Vergesellschaftung einzelner Tiere
Das Partnertier ist gestorben und zurück bleibt eine einsame Rennmaus. Was tun? Keinesfalls darf man ein neues Tier erwerben und zu dem verbliebenen setzen. Dies führt unweigerlich zu einem Kampf auf Leben und Tod, selbst dann, wenn es sich um zwei getrennt geschlechtliche Rennmäuse handelt. Oft lässt sich das Weibchen zwar decken, tötet dann aber das Männchen.
Die Chancen auf eine erfolgreiche Vergesellschaftung steigen, wenn zwei Tiere schon länger in Einsamkeit gelebt haben. Noch höher sind sie, wenn man ein fünf bis sechs Wochen altes Jungtier als neuen Partner auswählt. Dennoch ist Vorsicht geboten und Geduld angezeigt. Bewährt hat sich die Zwei-Käfig- Methode. Dabei geht man folgendermaßen vor: Der Käfig wird durch eine Trennwand, die an allen vier Seiten dicht mit dem Käfig abschließt, in zwei Hälften geteilt. Damit sie nicht umfallen kann, beschwert man sie auf beiden Seiten mit sandgefüllten Dosen oder schweren Steinen. Die Trennwand besteht optimalerweise aus einer Holzplatte (verhindert permanenten Sichtkontakt). Im unteren Bereich sägt man einen Ausschnitt aus, über den fester, engmaschiger Maschendraht genagelt wird (Ränder umbiegen, damit keine spitzen Drähte wegstehen). Die Maschen müssen so eng sein, dass eine Rennmaus nicht zwischen ihnen hindurchbeißen kann. In jedes der beiden so entstandenen Käfigabteile wird ein Tier gesetzt und täglich wechselt man die Seiten.

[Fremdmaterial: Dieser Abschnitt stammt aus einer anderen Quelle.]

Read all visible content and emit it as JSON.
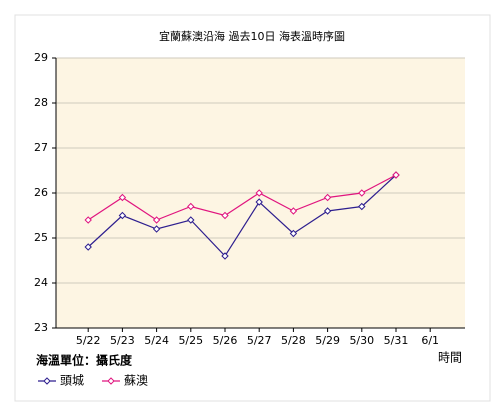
{
  "chart_data": {
    "type": "line",
    "title": "宜蘭蘇澳沿海 過去10日 海表溫時序圖",
    "x_label": "時間",
    "y_label": "海溫單位：攝氏度",
    "categories": [
      "5/22",
      "5/23",
      "5/24",
      "5/25",
      "5/26",
      "5/27",
      "5/28",
      "5/29",
      "5/30",
      "5/31",
      "6/1"
    ],
    "series": [
      {
        "name": "頭城",
        "color": "#2e1f8f",
        "values": [
          24.8,
          25.5,
          25.2,
          25.4,
          24.6,
          25.8,
          25.1,
          25.6,
          25.7,
          26.4,
          null
        ]
      },
      {
        "name": "蘇澳",
        "color": "#e0157f",
        "values": [
          25.4,
          25.9,
          25.4,
          25.7,
          25.5,
          26.0,
          25.6,
          25.9,
          26.0,
          26.4,
          null
        ]
      }
    ],
    "ylim": [
      23,
      29
    ],
    "yticks": [
      23,
      24,
      25,
      26,
      27,
      28,
      29
    ],
    "grid": true,
    "background": "#fdf5e3"
  }
}
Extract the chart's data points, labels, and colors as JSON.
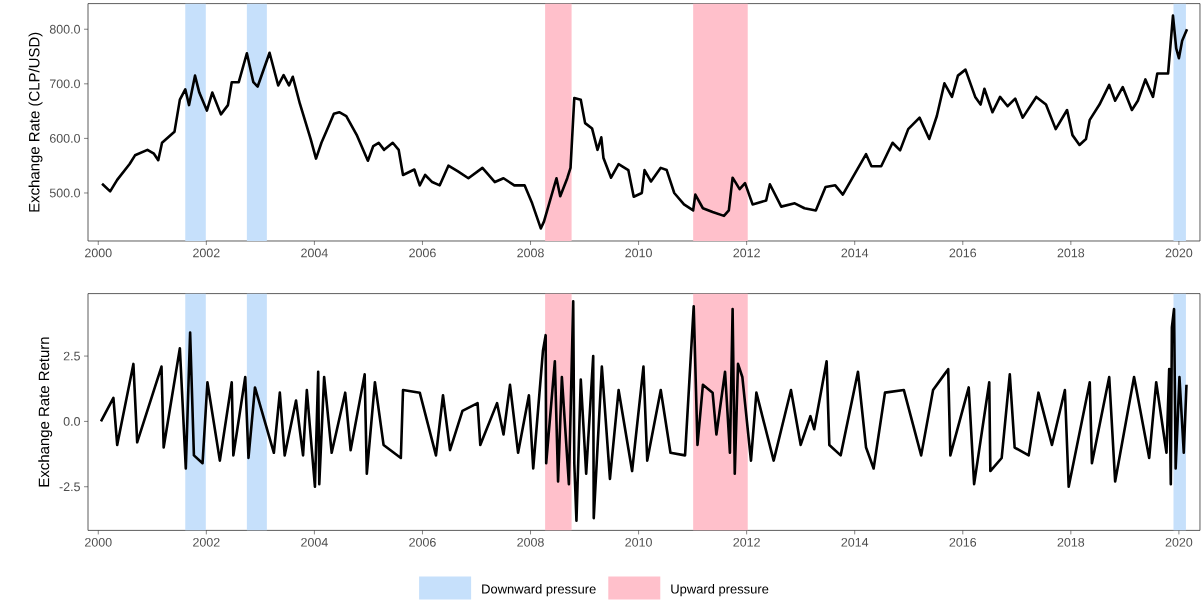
{
  "chart_data": [
    {
      "type": "line",
      "ylabel": "Exchange Rate (CLP/USD)",
      "color": "#000000",
      "xlim": [
        1999.81,
        2020.39
      ],
      "xticks": [
        2000,
        2002,
        2004,
        2006,
        2008,
        2010,
        2012,
        2014,
        2016,
        2018,
        2020
      ],
      "ylim": [
        412,
        847
      ],
      "yticks": [
        {
          "value": 500,
          "label": "500.0"
        },
        {
          "value": 600,
          "label": "600.0"
        },
        {
          "value": 700,
          "label": "700.0"
        },
        {
          "value": 800,
          "label": "800.0"
        }
      ],
      "grid": false,
      "legend": "bottom",
      "bands": [
        {
          "axis": "x",
          "from": 2001.61,
          "to": 2001.99,
          "label": "Downward pressure",
          "color": "#c6e0fb"
        },
        {
          "axis": "x",
          "from": 2002.75,
          "to": 2003.12,
          "color": "#c6e0fb"
        },
        {
          "axis": "x",
          "from": 2008.27,
          "to": 2008.76,
          "label": "Upward pressure",
          "color": "#ffc0cb"
        },
        {
          "axis": "x",
          "from": 2011.01,
          "to": 2012.02,
          "color": "#ffc0cb"
        },
        {
          "axis": "x",
          "from": 2019.9,
          "to": 2020.13,
          "color": "#c6e0fb"
        }
      ],
      "x": [
        2000.07,
        2000.22,
        2000.35,
        2000.58,
        2000.68,
        2000.91,
        2001.03,
        2001.11,
        2001.18,
        2001.41,
        2001.51,
        2001.61,
        2001.68,
        2001.79,
        2001.87,
        2002.01,
        2002.11,
        2002.27,
        2002.4,
        2002.47,
        2002.6,
        2002.75,
        2002.87,
        2002.95,
        2003.17,
        2003.33,
        2003.43,
        2003.53,
        2003.6,
        2003.73,
        2003.93,
        2004.03,
        2004.13,
        2004.26,
        2004.36,
        2004.46,
        2004.59,
        2004.79,
        2004.99,
        2005.09,
        2005.19,
        2005.29,
        2005.45,
        2005.56,
        2005.64,
        2005.85,
        2005.95,
        2006.05,
        2006.18,
        2006.32,
        2006.48,
        2006.65,
        2006.85,
        2007.11,
        2007.34,
        2007.5,
        2007.7,
        2007.89,
        2008.03,
        2008.19,
        2008.25,
        2008.48,
        2008.55,
        2008.68,
        2008.74,
        2008.81,
        2008.93,
        2009.01,
        2009.14,
        2009.24,
        2009.31,
        2009.35,
        2009.49,
        2009.63,
        2009.81,
        2009.91,
        2010.06,
        2010.11,
        2010.23,
        2010.41,
        2010.52,
        2010.66,
        2010.84,
        2011.01,
        2011.05,
        2011.19,
        2011.37,
        2011.58,
        2011.67,
        2011.74,
        2011.87,
        2011.97,
        2012.11,
        2012.36,
        2012.43,
        2012.64,
        2012.89,
        2013.07,
        2013.28,
        2013.46,
        2013.64,
        2013.78,
        2013.96,
        2014.21,
        2014.31,
        2014.49,
        2014.7,
        2014.84,
        2014.99,
        2015.2,
        2015.38,
        2015.52,
        2015.66,
        2015.8,
        2015.91,
        2016.05,
        2016.23,
        2016.33,
        2016.4,
        2016.55,
        2016.69,
        2016.83,
        2016.97,
        2017.11,
        2017.36,
        2017.54,
        2017.72,
        2017.93,
        2018.03,
        2018.16,
        2018.28,
        2018.35,
        2018.53,
        2018.71,
        2018.82,
        2018.96,
        2019.13,
        2019.24,
        2019.38,
        2019.52,
        2019.6,
        2019.8,
        2019.89,
        2019.95,
        2020.0,
        2020.06,
        2020.15
      ],
      "values": [
        517,
        503,
        524,
        553,
        569,
        579,
        572,
        560,
        592,
        612,
        671,
        690,
        661,
        715,
        684,
        651,
        684,
        644,
        661,
        703,
        703,
        756,
        703,
        695,
        757,
        697,
        716,
        697,
        713,
        664,
        599,
        563,
        592,
        622,
        645,
        648,
        641,
        605,
        559,
        586,
        592,
        579,
        592,
        579,
        533,
        543,
        514,
        533,
        520,
        514,
        550,
        540,
        527,
        546,
        520,
        527,
        514,
        514,
        481,
        435,
        448,
        527,
        494,
        527,
        546,
        674,
        671,
        628,
        618,
        579,
        602,
        564,
        528,
        553,
        542,
        493,
        500,
        542,
        521,
        546,
        542,
        500,
        479,
        468,
        497,
        472,
        465,
        458,
        468,
        528,
        507,
        518,
        479,
        486,
        516,
        475,
        481,
        472,
        468,
        511,
        514,
        497,
        528,
        571,
        549,
        549,
        592,
        578,
        617,
        638,
        599,
        641,
        701,
        676,
        715,
        726,
        676,
        662,
        691,
        648,
        676,
        659,
        673,
        638,
        676,
        662,
        617,
        652,
        606,
        588,
        599,
        634,
        662,
        698,
        669,
        694,
        652,
        669,
        708,
        676,
        719,
        719,
        825,
        765,
        747,
        779,
        800
      ]
    },
    {
      "type": "line",
      "ylabel": "Exchange Rate Return",
      "color": "#000000",
      "xlim": [
        1999.81,
        2020.39
      ],
      "xticks": [
        2000,
        2002,
        2004,
        2006,
        2008,
        2010,
        2012,
        2014,
        2016,
        2018,
        2020
      ],
      "ylim": [
        -4.17,
        4.89
      ],
      "yticks": [
        {
          "value": -2.5,
          "label": "-2.5"
        },
        {
          "value": 0,
          "label": "0.0"
        },
        {
          "value": 2.5,
          "label": "2.5"
        }
      ],
      "grid": false,
      "bands": [
        {
          "axis": "x",
          "from": 2001.61,
          "to": 2001.99,
          "color": "#c6e0fb"
        },
        {
          "axis": "x",
          "from": 2002.75,
          "to": 2003.12,
          "color": "#c6e0fb"
        },
        {
          "axis": "x",
          "from": 2008.27,
          "to": 2008.76,
          "color": "#ffc0cb"
        },
        {
          "axis": "x",
          "from": 2011.01,
          "to": 2012.02,
          "color": "#ffc0cb"
        },
        {
          "axis": "x",
          "from": 2019.9,
          "to": 2020.13,
          "color": "#c6e0fb"
        }
      ],
      "x": [
        2000.05,
        2000.28,
        2000.35,
        2000.65,
        2000.72,
        2001.17,
        2001.21,
        2001.51,
        2001.62,
        2001.7,
        2001.77,
        2001.93,
        2002.02,
        2002.25,
        2002.47,
        2002.5,
        2002.72,
        2002.78,
        2002.9,
        2003.25,
        2003.36,
        2003.45,
        2003.66,
        2003.79,
        2003.86,
        2004.01,
        2004.07,
        2004.09,
        2004.18,
        2004.32,
        2004.57,
        2004.67,
        2004.93,
        2004.97,
        2005.12,
        2005.28,
        2005.6,
        2005.64,
        2005.95,
        2006.25,
        2006.38,
        2006.51,
        2006.74,
        2007.02,
        2007.07,
        2007.38,
        2007.5,
        2007.62,
        2007.77,
        2007.97,
        2008.05,
        2008.23,
        2008.28,
        2008.29,
        2008.45,
        2008.51,
        2008.58,
        2008.71,
        2008.79,
        2008.81,
        2008.85,
        2008.93,
        2009.03,
        2009.16,
        2009.17,
        2009.32,
        2009.47,
        2009.63,
        2009.88,
        2010.09,
        2010.16,
        2010.41,
        2010.59,
        2010.86,
        2011.02,
        2011.09,
        2011.19,
        2011.37,
        2011.44,
        2011.6,
        2011.69,
        2011.74,
        2011.78,
        2011.84,
        2011.92,
        2012.08,
        2012.18,
        2012.5,
        2012.82,
        2013.0,
        2013.18,
        2013.25,
        2013.48,
        2013.53,
        2013.74,
        2014.06,
        2014.21,
        2014.35,
        2014.56,
        2014.91,
        2015.23,
        2015.45,
        2015.66,
        2015.73,
        2015.77,
        2016.11,
        2016.21,
        2016.49,
        2016.51,
        2016.72,
        2016.87,
        2016.96,
        2017.22,
        2017.4,
        2017.65,
        2017.89,
        2017.96,
        2018.35,
        2018.39,
        2018.71,
        2018.82,
        2019.17,
        2019.45,
        2019.58,
        2019.77,
        2019.82,
        2019.85,
        2019.87,
        2019.91,
        2019.94,
        2020.01,
        2020.09,
        2020.14
      ],
      "values": [
        0.0,
        0.9,
        -0.9,
        2.2,
        -0.8,
        2.1,
        -1.0,
        2.8,
        -1.8,
        3.4,
        -1.3,
        -1.6,
        1.5,
        -1.5,
        1.5,
        -1.3,
        1.7,
        -1.4,
        1.3,
        -1.2,
        1.1,
        -1.3,
        0.8,
        -1.3,
        1.2,
        -2.5,
        1.9,
        -2.4,
        1.7,
        -1.2,
        1.1,
        -1.1,
        1.8,
        -2.0,
        1.5,
        -0.9,
        -1.4,
        1.2,
        1.1,
        -1.3,
        1.0,
        -1.1,
        0.4,
        0.7,
        -0.9,
        0.7,
        -0.5,
        1.4,
        -1.2,
        1.0,
        -1.8,
        2.7,
        3.3,
        -1.6,
        2.3,
        -2.3,
        1.7,
        -2.4,
        4.6,
        -1.6,
        -3.8,
        1.6,
        -2.0,
        2.5,
        -3.7,
        2.1,
        -2.2,
        1.2,
        -1.9,
        2.1,
        -1.5,
        1.2,
        -1.2,
        -1.3,
        4.4,
        -0.9,
        1.4,
        1.1,
        -0.5,
        1.9,
        -1.2,
        4.3,
        -2.0,
        2.2,
        1.7,
        -1.5,
        1.1,
        -1.5,
        1.2,
        -0.9,
        0.2,
        -0.3,
        2.3,
        -0.9,
        -1.3,
        1.9,
        -1.0,
        -1.8,
        1.1,
        1.2,
        -1.3,
        1.2,
        1.8,
        2.0,
        -1.3,
        1.3,
        -2.4,
        1.5,
        -1.9,
        -1.4,
        1.8,
        -1.0,
        -1.3,
        1.1,
        -0.9,
        1.2,
        -2.5,
        1.5,
        -1.6,
        1.7,
        -2.3,
        1.7,
        -1.4,
        1.5,
        -1.2,
        2.0,
        -2.4,
        3.6,
        4.3,
        -1.8,
        1.7,
        -1.2,
        1.4
      ]
    }
  ]
}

Durch diesen Revierwechsel und den Kontakt durch das Gitterfenster werden die beiden Rennmäuse mit dem Geruch des fremden Artgenossen vertraut. Nach etwa einer Woche (je länger man wartet, desto besser) nimmt man unter genauer Beobachtung der Kontrahenten die Trennwand weg. Das ranghöhere Tier kann durchaus ein leicht aggressives Verhalten zeigen und den schwächeren Artgenossen zum intensiven Beriechen durch den Käfig verfolgen. Nur bei heftiger Aggression müssen die Rennmäuse getrennt werden (Handschuhe anziehen und vorher Behälter bereitstellen!). Wenn binnen einer halben Stunde kein Kampf entsteht, war der Versuch mit großer Wahrscheinlichkeit erfolgreich. Dennoch sollte man den Rest des Tages ein Auge auf die Rennmäuse haben. Wenn sie sich in ihrem Nest aneinander kuscheln, kann man davon ausgehen, dass die Vergesellschaftung gelungen ist.